Ayez le courage d’affronter la vie, d’affronter votre environnement…

comment devenir courageux

Ayez le courage d’affronter la vie,
d’affronter votre environnement…

Le courage de vivre consciemment

Dans notre monde actuel, nous ne prêtons que peu d’attention à cette vertu qu’est le courage. Le courage est une qualité que nous réservons trop aux seuls soldats, pompiers et militants. La sécurité est ce qui importe le plus aujourd’hui. Peut-être que vous avez appris à éviter à être trop gros ou trop brave. C’est trop dangereux. Ne prenez pas de risques inutiles. N’attirez pas l’attention sur vous-même en public. Suivez les traditions familiales. Ne parlez pas aux étrangers. Gardez un œil sur les personnes suspectes. Restez bien en sécurité.

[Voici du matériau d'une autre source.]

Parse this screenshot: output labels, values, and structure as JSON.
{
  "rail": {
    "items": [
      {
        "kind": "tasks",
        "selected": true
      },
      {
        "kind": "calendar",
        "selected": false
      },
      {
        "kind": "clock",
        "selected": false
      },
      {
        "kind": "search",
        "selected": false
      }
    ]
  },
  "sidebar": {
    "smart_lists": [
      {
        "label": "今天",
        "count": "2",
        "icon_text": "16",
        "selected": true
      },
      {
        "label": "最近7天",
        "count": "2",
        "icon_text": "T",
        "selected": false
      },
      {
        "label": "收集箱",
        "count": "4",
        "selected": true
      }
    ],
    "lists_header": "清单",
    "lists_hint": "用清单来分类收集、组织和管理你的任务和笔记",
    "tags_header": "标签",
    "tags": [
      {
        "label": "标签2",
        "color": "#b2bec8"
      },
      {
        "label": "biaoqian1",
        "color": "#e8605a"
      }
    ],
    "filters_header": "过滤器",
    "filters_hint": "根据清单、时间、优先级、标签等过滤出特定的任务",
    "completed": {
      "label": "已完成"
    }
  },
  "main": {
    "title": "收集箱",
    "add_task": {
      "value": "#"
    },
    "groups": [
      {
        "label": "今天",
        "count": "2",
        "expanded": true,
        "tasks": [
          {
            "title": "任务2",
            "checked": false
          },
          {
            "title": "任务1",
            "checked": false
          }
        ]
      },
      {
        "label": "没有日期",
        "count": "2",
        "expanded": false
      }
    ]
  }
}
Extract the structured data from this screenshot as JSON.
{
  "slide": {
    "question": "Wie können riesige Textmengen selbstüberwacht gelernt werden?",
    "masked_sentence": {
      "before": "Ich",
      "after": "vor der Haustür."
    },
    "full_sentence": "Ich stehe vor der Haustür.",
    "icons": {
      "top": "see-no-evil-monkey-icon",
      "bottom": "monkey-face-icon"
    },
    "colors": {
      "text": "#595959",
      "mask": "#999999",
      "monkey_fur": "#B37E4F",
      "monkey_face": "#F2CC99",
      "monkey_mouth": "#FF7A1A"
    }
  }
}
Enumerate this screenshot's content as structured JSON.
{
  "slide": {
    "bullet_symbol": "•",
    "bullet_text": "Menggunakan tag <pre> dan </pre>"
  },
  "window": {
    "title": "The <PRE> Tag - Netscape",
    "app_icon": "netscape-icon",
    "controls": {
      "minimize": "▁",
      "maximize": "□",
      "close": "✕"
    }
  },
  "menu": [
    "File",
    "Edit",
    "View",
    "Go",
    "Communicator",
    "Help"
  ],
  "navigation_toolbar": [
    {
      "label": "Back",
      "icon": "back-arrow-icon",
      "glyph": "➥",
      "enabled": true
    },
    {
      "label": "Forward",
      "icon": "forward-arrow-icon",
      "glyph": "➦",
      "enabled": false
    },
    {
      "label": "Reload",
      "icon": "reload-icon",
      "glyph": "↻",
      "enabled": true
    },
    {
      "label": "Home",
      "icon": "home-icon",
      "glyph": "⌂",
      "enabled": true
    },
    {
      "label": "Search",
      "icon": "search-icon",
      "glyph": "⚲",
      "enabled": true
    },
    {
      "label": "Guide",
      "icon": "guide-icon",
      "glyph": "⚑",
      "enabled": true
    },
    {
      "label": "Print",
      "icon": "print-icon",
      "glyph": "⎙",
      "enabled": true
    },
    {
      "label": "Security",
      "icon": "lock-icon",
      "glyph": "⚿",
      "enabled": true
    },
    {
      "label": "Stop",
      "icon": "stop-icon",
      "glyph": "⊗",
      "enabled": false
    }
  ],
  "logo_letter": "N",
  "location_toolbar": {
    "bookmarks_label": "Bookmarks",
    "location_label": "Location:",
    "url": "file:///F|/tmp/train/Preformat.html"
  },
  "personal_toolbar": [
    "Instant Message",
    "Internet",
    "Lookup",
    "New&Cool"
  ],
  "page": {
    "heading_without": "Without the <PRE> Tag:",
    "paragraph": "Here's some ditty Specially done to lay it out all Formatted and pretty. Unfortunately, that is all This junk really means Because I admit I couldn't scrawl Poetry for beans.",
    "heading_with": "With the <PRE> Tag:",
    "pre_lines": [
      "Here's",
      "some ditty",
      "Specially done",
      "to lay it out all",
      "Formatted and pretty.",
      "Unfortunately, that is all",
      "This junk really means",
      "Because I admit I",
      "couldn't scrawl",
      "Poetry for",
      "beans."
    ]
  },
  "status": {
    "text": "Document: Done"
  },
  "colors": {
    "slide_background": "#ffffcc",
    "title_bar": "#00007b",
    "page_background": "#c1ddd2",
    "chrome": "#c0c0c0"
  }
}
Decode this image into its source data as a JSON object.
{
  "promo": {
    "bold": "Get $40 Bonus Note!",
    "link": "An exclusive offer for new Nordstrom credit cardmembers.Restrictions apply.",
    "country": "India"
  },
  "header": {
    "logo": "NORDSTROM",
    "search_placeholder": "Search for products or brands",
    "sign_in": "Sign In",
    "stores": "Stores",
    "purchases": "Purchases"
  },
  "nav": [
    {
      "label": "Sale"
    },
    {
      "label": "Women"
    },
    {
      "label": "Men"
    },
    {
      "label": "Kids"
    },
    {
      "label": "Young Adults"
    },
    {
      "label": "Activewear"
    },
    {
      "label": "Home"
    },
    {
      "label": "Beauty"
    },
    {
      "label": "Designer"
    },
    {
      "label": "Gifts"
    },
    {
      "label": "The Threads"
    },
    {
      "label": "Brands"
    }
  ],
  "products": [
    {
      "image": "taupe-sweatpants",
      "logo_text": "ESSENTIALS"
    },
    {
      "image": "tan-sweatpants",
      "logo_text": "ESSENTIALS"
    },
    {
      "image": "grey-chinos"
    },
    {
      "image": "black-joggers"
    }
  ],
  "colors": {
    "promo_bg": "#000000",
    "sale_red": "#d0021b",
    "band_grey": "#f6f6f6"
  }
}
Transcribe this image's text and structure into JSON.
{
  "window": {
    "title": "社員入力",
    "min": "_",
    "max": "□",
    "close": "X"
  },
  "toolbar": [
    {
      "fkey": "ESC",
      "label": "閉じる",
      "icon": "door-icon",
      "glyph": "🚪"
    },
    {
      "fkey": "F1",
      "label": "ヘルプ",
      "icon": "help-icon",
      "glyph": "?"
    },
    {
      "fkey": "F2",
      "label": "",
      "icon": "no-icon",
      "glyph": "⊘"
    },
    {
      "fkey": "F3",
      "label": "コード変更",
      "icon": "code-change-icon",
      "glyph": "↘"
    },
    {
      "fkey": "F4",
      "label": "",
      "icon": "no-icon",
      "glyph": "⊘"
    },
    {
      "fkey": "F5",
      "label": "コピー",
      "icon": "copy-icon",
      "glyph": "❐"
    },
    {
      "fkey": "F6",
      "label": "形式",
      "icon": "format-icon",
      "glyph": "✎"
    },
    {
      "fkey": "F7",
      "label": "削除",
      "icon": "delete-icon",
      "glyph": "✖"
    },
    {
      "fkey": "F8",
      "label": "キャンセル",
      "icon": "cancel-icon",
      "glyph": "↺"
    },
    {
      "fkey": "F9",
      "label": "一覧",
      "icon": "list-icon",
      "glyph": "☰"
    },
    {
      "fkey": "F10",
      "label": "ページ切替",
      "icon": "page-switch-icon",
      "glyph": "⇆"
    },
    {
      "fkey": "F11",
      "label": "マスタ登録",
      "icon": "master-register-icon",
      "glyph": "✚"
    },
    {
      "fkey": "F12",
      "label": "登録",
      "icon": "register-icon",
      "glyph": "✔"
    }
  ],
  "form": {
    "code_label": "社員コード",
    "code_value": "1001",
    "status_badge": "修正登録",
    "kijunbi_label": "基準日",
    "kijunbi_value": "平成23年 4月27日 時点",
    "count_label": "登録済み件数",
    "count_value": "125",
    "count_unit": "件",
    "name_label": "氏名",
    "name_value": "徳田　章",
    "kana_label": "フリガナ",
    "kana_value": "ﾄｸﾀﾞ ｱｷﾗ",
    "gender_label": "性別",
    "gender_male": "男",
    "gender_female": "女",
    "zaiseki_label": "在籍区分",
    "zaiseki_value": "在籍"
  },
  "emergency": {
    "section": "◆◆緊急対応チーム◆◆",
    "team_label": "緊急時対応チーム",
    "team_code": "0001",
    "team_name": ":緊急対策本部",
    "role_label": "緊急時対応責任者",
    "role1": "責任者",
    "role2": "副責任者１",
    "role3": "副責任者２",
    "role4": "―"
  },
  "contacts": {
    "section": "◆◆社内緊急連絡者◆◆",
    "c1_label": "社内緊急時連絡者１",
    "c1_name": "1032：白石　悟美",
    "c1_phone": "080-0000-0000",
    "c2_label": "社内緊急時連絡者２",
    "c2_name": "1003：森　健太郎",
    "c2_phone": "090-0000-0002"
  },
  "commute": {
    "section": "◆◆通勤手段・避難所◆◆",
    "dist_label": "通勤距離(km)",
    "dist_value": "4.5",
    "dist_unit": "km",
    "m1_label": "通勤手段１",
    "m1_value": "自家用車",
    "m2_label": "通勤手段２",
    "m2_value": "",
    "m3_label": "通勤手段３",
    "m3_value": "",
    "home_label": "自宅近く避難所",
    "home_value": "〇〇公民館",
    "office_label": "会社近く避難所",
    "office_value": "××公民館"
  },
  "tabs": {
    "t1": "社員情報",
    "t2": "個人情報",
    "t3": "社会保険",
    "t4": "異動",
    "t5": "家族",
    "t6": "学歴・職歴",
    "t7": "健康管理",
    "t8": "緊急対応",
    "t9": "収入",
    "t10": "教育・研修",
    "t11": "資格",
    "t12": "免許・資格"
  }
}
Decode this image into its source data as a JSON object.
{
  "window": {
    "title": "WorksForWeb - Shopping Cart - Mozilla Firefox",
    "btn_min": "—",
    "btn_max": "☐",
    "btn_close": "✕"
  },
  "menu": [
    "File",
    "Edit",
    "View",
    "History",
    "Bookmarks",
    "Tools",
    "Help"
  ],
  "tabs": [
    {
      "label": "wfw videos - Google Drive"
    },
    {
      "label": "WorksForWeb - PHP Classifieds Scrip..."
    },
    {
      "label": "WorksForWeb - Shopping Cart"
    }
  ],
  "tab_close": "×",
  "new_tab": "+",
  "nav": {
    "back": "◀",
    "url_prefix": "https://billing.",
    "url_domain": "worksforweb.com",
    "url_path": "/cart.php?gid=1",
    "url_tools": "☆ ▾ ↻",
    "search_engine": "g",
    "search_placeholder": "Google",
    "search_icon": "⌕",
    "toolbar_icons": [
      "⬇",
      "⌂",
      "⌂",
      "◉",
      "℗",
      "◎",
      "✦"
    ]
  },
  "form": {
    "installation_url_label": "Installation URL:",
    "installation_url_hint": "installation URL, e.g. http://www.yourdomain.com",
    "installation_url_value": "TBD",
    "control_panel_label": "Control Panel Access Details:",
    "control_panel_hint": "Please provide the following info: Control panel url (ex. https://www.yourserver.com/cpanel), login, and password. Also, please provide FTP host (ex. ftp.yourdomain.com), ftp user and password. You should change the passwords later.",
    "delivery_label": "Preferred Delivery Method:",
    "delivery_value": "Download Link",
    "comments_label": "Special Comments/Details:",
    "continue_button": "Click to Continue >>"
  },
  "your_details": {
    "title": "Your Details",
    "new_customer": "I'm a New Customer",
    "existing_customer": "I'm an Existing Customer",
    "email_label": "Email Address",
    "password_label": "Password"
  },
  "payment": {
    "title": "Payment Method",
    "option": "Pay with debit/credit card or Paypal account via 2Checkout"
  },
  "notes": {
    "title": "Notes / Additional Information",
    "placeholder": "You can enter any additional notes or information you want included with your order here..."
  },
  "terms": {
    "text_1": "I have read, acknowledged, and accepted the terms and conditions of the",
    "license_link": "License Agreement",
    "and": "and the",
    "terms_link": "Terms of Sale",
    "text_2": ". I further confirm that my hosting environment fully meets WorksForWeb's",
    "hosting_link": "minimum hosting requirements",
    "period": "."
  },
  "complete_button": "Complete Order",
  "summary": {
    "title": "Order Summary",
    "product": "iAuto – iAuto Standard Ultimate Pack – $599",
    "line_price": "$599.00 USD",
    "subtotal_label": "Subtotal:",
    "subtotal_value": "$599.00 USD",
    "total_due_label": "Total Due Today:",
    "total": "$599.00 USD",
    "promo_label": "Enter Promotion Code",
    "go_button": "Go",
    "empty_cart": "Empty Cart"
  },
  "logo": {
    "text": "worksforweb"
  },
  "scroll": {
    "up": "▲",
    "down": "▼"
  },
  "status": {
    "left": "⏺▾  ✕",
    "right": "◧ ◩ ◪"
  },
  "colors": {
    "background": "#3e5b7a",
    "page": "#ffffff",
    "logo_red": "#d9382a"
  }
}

Mais, il y a un effet secondaire à trop insister sur l’importance de la sécurité personnelle dans la vie, car elle vous oblige à vivre de manière réactive. Au lieu de fixer vos propres objectifs, de faire des plans pour les atteindre, et de les poursuivre avec brio, vous jouez la sécurité. Continuez de travailler à votre emploi stable, même s’il ne vous satisfait pas. Restez dans cette relation insatisfaisante, même si vous vous sentez mourir par rapport à la passion que vous aviez autrefois. Qui êtes-vous pour penser que vous pouvez inverser le système ? Acceptez votre sort dans la vie, et faites-en ce que vous pouvez de mieux. Suivez le courant, et ne faites pas tanguer le bateau. Votre seul espoir est que les courants de la vie vous amèneront dans une direction favorable.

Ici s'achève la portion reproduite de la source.